The CMS-1500 is utilized for detailing professional services rendered by healthcare providers and Surgical Centers, whereas UB-04, also known as the CMS-1450, is utilized for recording services and procedures carried out at inpatient facilities like hospitals.

Commercial insurers can have their own claim forms, but most of them now utilize CMS forms. Though understanding form fields is crucial for medical billers, most of the field completion is now automated within the modern management system.

Submitting Claims:

Provider organizations have two options for submitting claims: either directly to payers using HIPAA-compliant software or through clearinghouses. Clearinghouses review claims for compliance and return any needing corrections to billers.

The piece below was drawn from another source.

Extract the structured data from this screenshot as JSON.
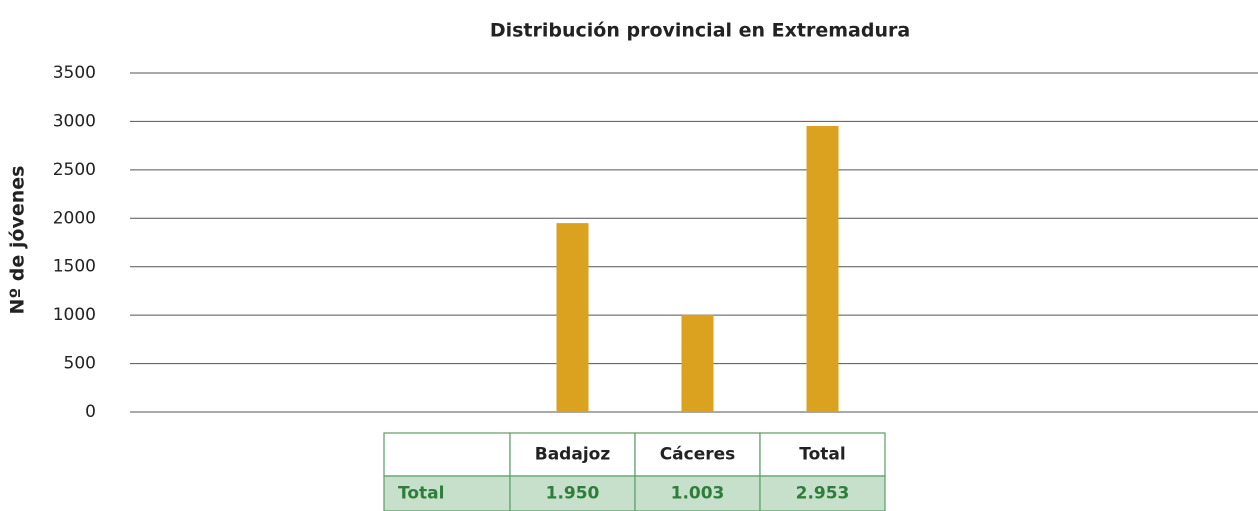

After reaching payers, claims undergo processing and review by claims analyzers or adjudicators. The clearinghouse report details claim receipt by the payer and may include notes on various issues, like patient eligibility.

Tracking Claims:

After sending claims, medical billers keep track of their progress. Clearinghouses, if used, provide easy-to-access dashboards for updates on submitted claims. Once claims reach the payer, they undergo adjudication to determine reimbursement amounts based on the biller’s information.

After adjudication, payers issue two types of statements, Electronic Remittance Advice (ERA) to providers and Explanation of Benefits (EOB) to patients. ERA statement contains information about services paid, missing information, or reasons for claim denial.

Posting Payments:

Upon receiving Electronic Remittance Advice (ERAs) along with checks or direct deposits, physician practices or hospitals must post payments. This includes remittances, which frequently contain denial codes and other critical details.

The back-end billing team is tasked with matching payments to the patient accounts, reconciling them with their corresponding claims, and ensuring accurate information from the ERA (or EOB) against the received payments. At day’s end, medical billers must reconcile the direct deposits received and posted to maintain accuracy.

Dealing with Denials:

When insurers reject claims or face payment issues, acting swiftly is key. Upon denial, the remittance advice provides billing staff with codes and a brief explanation. They should review denied claims to see if more information is needed, if errors need fixing, or if an appeal is required.

In appealing denials, medical billers often collaborate with coders and after identifying the cause, the billing team drafts an appeal letter and resubmits the claims.

Patient Collections in A/R:

As the final step in medical billing, attention shifts to patient collections. Medical billers reach out to patients with overdue accounts, providing payment options like plans or online methods to expedite collections and minimize debt. After that, payments are transferred to accounts receivable (A/R) for meticulous tracking and recording.

Handling Credit Balances:

Managing Credit Balances:

Excess payments for medical services, known as credit balances, pose a risk to provider organizations. The billing staff needs to identify overpayments and issue refunds to the rightful parties promptly. Neglecting to address these overpayments could result in legal action and financial penalties.